The seven-acre MonteCedro Senior Living Community features new, villa-style senior living residential buildings, with the community space totaling close to 420,000 sq. ft. The complex includes 186 living units, a 90,000-sq.-ft. subterranean cast-in-place parking garage, memory care assisted living spaces, and four standalone buildings. It also includes a cocktail lounge, an art studio, chapel, movie theater, business center, library, performing arts/multipurpose auditorium, fitness center and pool. The site slopes 44 feet from north to south, so the buildings are arranged around shared courtyards, terraced to integrate buildings, walks, drives and service.
All four senior living buildings will be licensed California Retirement Care Facilities for the Elderly, and the project will be completed in December 2015.
This is one of the most modular projects DPR has had the opportunity to work on. Typical for Southern California residences, the original concept for the structure was wood framing. However, as the project began, a recent update to the California Building Code stated that if combustible building materials were used—given the building height and nature of the occupancy—then the number of non-ambulatory and/or bedridden residents were restricted to the lower two levels. The owner did not want to place this restriction on their residents. Their goal is to provide a true “aging in place” environment so residents could choose to remain in their apartments and not have to move if they required more care and staff support.

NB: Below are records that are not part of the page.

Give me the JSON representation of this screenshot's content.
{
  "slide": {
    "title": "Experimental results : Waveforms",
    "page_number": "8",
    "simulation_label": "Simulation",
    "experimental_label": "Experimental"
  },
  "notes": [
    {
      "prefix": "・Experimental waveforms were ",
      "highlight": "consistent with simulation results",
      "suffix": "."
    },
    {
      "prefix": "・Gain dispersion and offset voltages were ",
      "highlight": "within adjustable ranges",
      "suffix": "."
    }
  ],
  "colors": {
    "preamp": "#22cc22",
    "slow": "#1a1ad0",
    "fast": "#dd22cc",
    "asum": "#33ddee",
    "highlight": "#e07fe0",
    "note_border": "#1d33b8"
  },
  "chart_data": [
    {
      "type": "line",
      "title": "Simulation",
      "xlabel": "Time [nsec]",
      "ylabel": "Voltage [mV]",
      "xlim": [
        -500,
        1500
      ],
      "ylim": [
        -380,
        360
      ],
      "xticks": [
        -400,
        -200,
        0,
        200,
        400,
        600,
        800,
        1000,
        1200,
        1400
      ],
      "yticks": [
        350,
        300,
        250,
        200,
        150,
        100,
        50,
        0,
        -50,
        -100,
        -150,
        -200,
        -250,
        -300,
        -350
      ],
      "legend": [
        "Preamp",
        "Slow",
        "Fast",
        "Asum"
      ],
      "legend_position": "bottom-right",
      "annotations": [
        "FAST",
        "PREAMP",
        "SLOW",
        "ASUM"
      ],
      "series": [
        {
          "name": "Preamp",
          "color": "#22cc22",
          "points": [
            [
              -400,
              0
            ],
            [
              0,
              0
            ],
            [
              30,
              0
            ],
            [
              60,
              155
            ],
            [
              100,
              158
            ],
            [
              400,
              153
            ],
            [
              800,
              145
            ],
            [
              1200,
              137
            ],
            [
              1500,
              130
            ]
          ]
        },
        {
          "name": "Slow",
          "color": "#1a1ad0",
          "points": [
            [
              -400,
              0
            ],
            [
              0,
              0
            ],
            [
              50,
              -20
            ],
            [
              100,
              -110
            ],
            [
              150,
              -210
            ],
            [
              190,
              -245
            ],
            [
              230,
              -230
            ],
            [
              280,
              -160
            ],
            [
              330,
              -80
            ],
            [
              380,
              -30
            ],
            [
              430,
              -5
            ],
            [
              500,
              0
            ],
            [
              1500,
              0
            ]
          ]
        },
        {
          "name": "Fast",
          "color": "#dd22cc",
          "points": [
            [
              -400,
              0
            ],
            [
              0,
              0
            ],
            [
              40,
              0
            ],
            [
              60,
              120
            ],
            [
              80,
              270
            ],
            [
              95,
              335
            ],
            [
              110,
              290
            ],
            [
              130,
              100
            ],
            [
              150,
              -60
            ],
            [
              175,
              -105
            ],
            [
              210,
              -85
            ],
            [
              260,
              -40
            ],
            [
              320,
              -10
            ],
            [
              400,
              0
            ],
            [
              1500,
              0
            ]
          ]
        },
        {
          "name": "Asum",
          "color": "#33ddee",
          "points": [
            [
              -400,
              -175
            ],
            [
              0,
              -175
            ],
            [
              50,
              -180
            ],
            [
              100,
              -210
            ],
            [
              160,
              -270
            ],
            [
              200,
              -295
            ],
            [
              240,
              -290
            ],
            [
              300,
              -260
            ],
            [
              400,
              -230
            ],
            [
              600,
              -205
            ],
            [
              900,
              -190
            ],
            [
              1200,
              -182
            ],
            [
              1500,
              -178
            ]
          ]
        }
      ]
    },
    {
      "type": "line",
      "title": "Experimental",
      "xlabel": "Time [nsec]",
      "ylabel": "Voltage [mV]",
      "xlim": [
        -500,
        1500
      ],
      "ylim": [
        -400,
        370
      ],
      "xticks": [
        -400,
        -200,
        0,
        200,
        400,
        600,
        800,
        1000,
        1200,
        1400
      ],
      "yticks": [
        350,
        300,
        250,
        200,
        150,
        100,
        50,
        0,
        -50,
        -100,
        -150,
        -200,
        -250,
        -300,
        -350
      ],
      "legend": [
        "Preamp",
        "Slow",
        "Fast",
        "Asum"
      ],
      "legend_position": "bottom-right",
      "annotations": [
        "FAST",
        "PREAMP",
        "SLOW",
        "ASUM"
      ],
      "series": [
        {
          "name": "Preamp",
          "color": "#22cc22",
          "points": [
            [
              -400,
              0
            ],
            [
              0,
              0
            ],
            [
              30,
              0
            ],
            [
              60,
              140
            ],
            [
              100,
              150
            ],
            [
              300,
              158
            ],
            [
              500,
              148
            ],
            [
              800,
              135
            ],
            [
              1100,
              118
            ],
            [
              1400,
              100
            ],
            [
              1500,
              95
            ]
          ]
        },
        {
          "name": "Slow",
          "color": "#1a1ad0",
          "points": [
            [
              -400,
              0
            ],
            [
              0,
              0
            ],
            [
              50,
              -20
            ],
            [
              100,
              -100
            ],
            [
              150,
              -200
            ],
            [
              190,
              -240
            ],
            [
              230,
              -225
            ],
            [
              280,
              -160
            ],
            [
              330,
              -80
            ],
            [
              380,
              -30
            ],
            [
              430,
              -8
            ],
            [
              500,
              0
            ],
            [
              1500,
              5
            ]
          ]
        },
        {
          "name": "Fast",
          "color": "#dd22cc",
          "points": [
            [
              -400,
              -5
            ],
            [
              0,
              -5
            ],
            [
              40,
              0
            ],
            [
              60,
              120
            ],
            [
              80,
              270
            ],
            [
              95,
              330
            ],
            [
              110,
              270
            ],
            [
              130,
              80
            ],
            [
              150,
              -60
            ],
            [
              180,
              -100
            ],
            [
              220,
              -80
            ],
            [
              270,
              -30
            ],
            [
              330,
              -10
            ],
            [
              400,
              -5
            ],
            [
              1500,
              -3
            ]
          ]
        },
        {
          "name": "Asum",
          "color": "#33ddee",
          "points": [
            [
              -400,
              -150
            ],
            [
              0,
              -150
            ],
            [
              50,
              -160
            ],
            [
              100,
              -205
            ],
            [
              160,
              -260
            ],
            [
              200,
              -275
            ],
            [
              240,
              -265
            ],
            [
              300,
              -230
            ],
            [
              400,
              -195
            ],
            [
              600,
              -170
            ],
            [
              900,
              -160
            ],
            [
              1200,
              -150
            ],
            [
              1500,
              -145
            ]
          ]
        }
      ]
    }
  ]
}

To remedy the code change as well as owner and end user needs, the team suggested using prefabricated light gauge structural frame (LGSF) panels for the four-structure, 331,350-sq.-ft. project, which saved time and resources.
The LGSF system offered an option to prefabricate much of the project. Prefabrication is a manufacturing type of environment with repetitive processes and efficiencies. Within this controlled environment, the prefabrication process allowed greater precision and quality control versus building the panels in the field. The panels were delivered by 284 trucks. More than 3,200 wall panels and 1,300 floor panels (as well as the 2,000-plus trusses) were erected by two 65-ton rough terrain mobile cranes. Weighing less than 2,000 pounds each, the panels are uniform in shape and size, resulting in a highly efficient installation.
Only slightly more costly than wood, the 274,000-sq.-ft. LGSF system and use of prefabrication save an estimated $4 million and shaved four months from the schedule when compared to a non-prefabricated metal stud system.